Filters are collapsed by default — the whole-catalog dump is the common case — so the panel is an opt-in drawer; the header shows how many filters are active when you've set some. They mirror the Browse list's semantics, so what you'd see in the browser is what lands in the file. The most useful one for recommendations:

Set Codex status to Not on Codex to export only the series you don't already own — the natural input for "what should I read next?"

Type, status, Codex status, genres, and tags are multi-select (pick several values; matches within a field are OR-combined). Metadata source (manual vs provider-backed) and has-releases are single-choice. The dimensions are AND-combined with each other: Type ∈ {manga, manhwa} and Status = ongoing, for example.

note

Free-text search is intentionally not an export filter.
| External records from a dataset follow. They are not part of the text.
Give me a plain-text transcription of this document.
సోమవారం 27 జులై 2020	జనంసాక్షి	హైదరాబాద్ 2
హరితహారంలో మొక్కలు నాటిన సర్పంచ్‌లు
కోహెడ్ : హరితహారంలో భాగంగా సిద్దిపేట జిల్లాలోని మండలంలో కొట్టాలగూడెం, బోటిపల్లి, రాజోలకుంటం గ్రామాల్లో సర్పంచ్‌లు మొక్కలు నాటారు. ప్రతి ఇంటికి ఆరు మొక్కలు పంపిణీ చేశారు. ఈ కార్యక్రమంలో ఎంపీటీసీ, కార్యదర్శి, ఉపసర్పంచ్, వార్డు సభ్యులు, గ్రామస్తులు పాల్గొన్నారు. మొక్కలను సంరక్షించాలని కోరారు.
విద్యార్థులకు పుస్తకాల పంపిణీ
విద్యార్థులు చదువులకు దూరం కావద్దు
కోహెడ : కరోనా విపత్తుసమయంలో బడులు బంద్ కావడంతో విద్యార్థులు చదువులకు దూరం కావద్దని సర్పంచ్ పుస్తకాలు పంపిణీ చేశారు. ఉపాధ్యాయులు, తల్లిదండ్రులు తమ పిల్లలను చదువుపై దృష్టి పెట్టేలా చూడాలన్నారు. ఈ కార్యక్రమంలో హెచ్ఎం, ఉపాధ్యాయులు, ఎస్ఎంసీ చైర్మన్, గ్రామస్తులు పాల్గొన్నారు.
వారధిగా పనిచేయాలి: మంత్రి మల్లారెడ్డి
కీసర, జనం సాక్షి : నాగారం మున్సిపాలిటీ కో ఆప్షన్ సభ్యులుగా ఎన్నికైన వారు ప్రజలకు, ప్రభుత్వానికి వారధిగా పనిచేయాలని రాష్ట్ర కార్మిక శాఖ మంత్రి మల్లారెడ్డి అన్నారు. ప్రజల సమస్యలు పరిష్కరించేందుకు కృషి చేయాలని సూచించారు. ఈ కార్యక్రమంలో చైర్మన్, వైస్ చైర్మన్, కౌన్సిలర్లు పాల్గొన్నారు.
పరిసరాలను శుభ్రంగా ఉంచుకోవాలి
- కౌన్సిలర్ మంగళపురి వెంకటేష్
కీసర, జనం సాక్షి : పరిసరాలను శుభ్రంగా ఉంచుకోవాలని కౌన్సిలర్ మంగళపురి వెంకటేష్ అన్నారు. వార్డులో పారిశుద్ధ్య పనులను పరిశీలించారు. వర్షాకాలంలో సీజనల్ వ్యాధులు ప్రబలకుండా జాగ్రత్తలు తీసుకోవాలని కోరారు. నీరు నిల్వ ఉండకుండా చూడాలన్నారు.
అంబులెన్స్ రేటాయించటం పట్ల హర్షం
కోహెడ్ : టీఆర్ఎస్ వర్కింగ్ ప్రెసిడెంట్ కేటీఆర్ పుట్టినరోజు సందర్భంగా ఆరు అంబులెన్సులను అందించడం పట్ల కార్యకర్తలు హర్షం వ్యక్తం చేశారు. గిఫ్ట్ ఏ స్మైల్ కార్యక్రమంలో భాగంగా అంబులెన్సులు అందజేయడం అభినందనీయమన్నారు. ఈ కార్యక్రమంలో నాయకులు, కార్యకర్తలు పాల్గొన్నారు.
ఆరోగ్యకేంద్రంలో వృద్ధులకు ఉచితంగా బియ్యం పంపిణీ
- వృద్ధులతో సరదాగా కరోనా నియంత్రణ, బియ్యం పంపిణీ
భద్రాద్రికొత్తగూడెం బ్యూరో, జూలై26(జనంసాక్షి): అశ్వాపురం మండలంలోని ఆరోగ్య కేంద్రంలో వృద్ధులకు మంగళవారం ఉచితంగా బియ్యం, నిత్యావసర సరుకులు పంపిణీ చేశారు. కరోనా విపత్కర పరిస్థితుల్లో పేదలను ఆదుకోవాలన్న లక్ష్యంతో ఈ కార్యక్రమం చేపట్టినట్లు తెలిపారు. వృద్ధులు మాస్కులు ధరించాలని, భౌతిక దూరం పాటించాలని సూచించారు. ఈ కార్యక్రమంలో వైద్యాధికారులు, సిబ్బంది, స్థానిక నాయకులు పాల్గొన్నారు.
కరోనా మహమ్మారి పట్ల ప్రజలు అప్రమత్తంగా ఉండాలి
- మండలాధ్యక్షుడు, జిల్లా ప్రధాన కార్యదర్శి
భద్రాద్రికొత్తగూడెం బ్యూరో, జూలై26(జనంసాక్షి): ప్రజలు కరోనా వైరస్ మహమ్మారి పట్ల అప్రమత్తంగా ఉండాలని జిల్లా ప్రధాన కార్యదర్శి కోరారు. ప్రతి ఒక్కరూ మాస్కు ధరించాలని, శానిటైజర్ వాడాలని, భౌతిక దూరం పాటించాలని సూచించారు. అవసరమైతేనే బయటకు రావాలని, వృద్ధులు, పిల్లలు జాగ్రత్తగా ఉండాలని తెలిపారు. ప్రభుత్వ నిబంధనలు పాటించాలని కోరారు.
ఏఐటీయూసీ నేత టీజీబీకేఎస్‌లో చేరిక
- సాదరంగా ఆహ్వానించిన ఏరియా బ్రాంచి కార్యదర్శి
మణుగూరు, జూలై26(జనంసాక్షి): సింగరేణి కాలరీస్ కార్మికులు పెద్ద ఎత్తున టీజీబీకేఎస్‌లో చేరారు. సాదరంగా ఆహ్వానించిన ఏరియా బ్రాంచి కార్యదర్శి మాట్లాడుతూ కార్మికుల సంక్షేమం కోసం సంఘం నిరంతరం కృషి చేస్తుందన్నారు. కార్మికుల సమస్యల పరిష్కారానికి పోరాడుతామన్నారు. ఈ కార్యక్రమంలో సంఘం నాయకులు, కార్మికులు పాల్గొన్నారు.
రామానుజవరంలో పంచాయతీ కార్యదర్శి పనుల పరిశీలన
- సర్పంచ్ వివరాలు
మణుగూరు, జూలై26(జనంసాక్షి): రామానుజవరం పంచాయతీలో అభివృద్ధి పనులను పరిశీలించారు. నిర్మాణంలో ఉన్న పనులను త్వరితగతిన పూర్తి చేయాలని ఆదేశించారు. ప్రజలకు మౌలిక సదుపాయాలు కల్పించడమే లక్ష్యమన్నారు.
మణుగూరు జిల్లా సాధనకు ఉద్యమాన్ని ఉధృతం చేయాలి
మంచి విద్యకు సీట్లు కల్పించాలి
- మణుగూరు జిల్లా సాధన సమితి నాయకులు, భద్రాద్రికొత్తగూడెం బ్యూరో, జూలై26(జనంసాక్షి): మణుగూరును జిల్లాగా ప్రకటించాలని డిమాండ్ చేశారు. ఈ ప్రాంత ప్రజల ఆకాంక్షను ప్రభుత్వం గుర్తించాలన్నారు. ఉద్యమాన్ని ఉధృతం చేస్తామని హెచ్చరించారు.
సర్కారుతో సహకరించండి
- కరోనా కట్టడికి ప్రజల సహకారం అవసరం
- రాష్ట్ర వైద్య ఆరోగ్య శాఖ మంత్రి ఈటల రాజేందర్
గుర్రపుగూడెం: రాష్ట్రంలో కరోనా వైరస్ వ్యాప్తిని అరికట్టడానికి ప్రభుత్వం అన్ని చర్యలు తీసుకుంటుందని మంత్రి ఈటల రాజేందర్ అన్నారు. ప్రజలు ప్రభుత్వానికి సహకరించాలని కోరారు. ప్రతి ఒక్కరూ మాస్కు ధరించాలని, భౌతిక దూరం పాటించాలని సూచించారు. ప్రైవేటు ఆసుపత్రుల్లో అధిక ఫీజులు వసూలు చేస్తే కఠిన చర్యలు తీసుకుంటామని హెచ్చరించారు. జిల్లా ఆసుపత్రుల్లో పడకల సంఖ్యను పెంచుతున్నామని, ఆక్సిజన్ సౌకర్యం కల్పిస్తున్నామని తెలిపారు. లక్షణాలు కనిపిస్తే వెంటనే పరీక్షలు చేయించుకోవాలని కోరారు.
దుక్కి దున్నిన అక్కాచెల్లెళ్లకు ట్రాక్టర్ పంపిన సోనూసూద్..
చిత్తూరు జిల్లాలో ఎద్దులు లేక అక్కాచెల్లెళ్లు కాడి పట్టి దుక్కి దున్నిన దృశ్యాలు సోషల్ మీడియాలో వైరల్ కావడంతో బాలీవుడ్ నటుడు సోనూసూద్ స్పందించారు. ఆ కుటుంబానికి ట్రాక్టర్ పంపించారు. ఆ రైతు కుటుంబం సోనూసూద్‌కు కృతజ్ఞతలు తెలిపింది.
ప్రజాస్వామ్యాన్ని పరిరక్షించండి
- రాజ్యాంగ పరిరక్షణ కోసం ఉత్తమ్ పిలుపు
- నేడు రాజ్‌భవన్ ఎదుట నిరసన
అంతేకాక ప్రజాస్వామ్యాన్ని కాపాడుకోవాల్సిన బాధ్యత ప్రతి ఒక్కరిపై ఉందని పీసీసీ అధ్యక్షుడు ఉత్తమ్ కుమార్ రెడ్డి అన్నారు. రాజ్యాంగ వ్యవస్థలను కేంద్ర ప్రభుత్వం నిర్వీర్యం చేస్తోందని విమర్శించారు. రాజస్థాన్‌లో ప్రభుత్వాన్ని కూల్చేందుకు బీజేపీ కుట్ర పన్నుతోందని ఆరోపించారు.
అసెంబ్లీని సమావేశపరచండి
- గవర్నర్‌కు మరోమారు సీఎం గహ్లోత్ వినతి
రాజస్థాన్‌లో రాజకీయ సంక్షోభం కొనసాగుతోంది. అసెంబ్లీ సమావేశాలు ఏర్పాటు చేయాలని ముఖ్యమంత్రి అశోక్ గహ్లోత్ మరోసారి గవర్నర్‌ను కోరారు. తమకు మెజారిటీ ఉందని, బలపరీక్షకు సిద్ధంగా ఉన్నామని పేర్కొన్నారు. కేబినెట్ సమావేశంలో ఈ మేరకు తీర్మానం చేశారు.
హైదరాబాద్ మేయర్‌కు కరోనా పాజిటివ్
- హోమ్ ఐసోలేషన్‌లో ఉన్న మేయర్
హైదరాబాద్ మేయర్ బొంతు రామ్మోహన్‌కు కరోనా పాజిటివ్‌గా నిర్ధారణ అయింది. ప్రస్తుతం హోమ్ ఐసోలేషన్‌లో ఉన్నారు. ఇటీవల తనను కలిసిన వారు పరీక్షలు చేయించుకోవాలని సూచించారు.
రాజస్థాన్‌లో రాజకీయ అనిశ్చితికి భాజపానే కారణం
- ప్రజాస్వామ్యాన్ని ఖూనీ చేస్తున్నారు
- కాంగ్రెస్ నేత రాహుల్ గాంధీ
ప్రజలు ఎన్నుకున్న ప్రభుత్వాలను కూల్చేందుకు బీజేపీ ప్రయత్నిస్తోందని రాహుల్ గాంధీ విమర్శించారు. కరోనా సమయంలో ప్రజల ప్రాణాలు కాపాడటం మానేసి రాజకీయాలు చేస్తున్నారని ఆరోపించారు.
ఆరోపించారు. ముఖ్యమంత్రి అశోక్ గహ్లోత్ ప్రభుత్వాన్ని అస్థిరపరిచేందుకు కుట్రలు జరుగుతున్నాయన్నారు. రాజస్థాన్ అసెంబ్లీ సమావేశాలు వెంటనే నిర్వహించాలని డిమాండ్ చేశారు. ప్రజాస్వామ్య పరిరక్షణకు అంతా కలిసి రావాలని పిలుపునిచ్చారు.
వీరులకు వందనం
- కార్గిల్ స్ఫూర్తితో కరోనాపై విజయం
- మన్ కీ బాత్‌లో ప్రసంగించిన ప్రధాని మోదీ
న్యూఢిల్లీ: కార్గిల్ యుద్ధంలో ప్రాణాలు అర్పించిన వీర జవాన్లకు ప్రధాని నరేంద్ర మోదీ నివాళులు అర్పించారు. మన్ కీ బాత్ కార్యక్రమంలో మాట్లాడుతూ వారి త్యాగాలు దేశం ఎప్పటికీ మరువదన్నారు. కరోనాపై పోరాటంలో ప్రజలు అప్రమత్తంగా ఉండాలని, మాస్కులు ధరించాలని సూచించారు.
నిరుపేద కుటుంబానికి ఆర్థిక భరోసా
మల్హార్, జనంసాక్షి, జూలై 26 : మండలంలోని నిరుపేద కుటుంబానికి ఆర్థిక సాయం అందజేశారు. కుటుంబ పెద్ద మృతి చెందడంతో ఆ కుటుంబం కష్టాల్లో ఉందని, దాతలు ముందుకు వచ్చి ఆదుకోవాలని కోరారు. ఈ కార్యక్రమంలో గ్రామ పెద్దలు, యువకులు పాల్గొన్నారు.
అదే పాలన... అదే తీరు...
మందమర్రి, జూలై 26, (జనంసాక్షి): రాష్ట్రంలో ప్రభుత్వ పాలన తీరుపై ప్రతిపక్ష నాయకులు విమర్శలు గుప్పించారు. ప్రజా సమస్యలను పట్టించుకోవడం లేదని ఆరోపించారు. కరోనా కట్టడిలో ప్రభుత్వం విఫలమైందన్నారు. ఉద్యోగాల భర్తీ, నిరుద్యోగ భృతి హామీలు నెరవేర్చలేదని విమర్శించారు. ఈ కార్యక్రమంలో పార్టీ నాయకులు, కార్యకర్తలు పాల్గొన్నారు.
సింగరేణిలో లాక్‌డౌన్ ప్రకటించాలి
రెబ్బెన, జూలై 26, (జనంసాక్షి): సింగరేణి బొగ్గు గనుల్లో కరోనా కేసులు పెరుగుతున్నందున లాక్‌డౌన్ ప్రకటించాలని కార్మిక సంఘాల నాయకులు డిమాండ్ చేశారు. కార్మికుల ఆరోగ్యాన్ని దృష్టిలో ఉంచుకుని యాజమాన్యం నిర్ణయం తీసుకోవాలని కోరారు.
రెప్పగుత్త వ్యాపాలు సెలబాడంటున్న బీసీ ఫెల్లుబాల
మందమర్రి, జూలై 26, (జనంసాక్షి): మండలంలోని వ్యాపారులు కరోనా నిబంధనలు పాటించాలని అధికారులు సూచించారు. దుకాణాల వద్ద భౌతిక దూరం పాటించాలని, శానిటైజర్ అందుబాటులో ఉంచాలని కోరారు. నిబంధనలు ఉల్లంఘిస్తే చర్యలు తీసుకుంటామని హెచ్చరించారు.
Search is a relevance ranking, not a catalog filter; an export is a complete dump of everything matching the structured filters, so a ranked subset would be the wrong shape.

Choosing fields

The field grid groups the columns the same way you'd expect — Identity, Metadata, Availability, Ratings, Ownership. Select all / Clear toggle the lot; the title stays on regardless. Fewer fields make a smaller file, but for an agent there's rarely a reason to trim: more context is better. The bookkeeping fields (internal ID, cover URL, timestamps) are off by default because they're noise for a recommendation prompt.